According to the International Labour Organization, approximately 21 million people are victims of human trafficking worldwide. Human trafficking exists in many forms – forced labor, sexual exploitation, child labor and more.
To raise awareness and combat the global issue, the annual Financial Times MBA Challenge partnered with Stop the Traffik, a global movement of activists around the world dedicated to building resilient communities and preventing human trafficking. The goal of the challenge is to bring together teams made up of MBA students to help raise awareness for the movement and its new mobile application and build bridges with the business world in order to tackle the issue.
The international aspect of the challenge caught the eye of Rady School student Leo Cai (MBA, ’17), who is also interested in nonprofits.
“I founded the Network RadyQ student club, which is the first LGBT student club at Rady School, so I wanted to be a part of a challenge that refers to the club I founded,” he said.
The entrepreneurial spirit of the challenge was enticing to Cai, who immediately got on board with the cause.
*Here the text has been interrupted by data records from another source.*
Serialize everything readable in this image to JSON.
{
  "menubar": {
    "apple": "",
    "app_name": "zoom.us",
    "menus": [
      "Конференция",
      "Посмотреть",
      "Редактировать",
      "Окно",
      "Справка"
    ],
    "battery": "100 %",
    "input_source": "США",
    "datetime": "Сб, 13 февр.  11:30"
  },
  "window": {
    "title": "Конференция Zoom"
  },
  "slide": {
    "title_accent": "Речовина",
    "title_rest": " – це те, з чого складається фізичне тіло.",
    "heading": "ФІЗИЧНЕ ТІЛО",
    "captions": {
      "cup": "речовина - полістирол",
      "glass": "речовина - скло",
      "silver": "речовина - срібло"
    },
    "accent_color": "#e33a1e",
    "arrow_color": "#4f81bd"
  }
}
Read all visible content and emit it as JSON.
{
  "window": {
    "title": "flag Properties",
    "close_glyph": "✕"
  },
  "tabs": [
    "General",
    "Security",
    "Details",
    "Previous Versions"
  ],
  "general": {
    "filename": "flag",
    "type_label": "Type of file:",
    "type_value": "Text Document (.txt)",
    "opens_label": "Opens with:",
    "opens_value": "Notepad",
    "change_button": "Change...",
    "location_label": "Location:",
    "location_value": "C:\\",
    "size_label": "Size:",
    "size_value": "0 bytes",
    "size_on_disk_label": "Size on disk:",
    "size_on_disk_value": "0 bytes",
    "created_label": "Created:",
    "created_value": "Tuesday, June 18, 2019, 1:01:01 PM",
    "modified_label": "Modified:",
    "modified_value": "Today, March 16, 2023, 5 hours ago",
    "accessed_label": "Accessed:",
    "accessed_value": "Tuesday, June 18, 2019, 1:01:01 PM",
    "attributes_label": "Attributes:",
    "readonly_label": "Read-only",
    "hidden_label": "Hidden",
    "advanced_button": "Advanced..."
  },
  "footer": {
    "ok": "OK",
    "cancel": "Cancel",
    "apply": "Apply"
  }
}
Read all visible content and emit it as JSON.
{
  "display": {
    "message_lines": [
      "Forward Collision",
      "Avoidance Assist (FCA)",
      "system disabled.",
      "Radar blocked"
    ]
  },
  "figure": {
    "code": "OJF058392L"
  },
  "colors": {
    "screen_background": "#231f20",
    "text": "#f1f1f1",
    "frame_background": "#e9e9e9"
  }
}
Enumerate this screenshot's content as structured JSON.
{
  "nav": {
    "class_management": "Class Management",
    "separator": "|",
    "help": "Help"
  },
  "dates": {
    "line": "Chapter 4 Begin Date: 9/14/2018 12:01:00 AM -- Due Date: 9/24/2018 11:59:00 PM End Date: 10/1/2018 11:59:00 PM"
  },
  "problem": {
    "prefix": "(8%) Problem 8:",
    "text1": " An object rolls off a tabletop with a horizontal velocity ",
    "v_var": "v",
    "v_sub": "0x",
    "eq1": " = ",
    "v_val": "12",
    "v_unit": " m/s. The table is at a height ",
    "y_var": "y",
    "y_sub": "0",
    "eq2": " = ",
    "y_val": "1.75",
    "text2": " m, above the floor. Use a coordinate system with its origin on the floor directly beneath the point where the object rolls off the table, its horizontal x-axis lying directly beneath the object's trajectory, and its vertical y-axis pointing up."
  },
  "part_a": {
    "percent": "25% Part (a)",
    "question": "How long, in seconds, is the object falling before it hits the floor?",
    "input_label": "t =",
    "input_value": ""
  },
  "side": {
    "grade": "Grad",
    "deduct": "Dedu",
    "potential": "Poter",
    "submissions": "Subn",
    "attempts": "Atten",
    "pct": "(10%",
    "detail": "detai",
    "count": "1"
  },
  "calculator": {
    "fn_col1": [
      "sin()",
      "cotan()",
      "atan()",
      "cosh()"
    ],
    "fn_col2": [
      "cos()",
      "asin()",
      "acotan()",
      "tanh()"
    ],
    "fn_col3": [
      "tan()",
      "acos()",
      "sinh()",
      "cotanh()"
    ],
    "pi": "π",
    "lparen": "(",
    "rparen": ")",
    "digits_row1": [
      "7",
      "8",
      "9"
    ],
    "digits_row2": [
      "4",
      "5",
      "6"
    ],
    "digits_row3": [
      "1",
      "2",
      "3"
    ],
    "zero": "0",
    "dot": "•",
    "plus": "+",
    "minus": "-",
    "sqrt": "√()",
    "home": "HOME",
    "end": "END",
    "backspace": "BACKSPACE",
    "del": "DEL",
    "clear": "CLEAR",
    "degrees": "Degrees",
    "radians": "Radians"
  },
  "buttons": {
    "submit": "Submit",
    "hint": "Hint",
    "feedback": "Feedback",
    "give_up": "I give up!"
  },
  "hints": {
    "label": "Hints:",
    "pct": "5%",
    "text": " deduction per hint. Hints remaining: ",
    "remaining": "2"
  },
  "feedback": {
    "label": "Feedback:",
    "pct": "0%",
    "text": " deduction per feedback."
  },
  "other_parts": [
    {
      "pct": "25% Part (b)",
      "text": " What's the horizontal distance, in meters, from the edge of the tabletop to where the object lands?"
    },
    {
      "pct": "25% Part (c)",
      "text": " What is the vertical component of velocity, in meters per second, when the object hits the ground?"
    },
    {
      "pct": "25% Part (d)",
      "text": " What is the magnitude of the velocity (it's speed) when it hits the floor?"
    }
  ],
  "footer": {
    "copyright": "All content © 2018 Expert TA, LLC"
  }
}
In order to be eligible for the challenge, teams must have at least one member studying at a university or business school in Europe, a second in the Americas and a third in Asia or Africa.
Cai’s team – Bilkisu – is made up of six other participants hailing from UK, India and Canada. The team’s initial proposal was successful, which resulted in advancing to the semifinal round of seven.
Right now, Cai and his team are focused on developing a marketing plan and implementing a business strategy for the promotion of The STOP APP. The team’s main focus is deciding on what aspects of the application to promote, devising a marketing strategy and planning a budget and fundraising campaign.
He firmly believes that his time and experience at the Rady School set him and his team up for success.
“Lab to Market and my marketing course have been extremely helpful throughout this experience, because they have helped me apply what we work on in the classroom to the context of this competition,” he said. “The MBA Challenge has been a great opportunity for me to put my skills to the test.”
The team has until the end of August to devise a plan for the STOP app. The business proposals will then be judged, and three teams will advance to the final round.
“Obviously our goal is to win the challenge, but it’s been a great learning experience for me,” Cai said. “I’ve had the opportunity to collaborate and exercise my skills throughout this process, all while working with a diverse, international team.”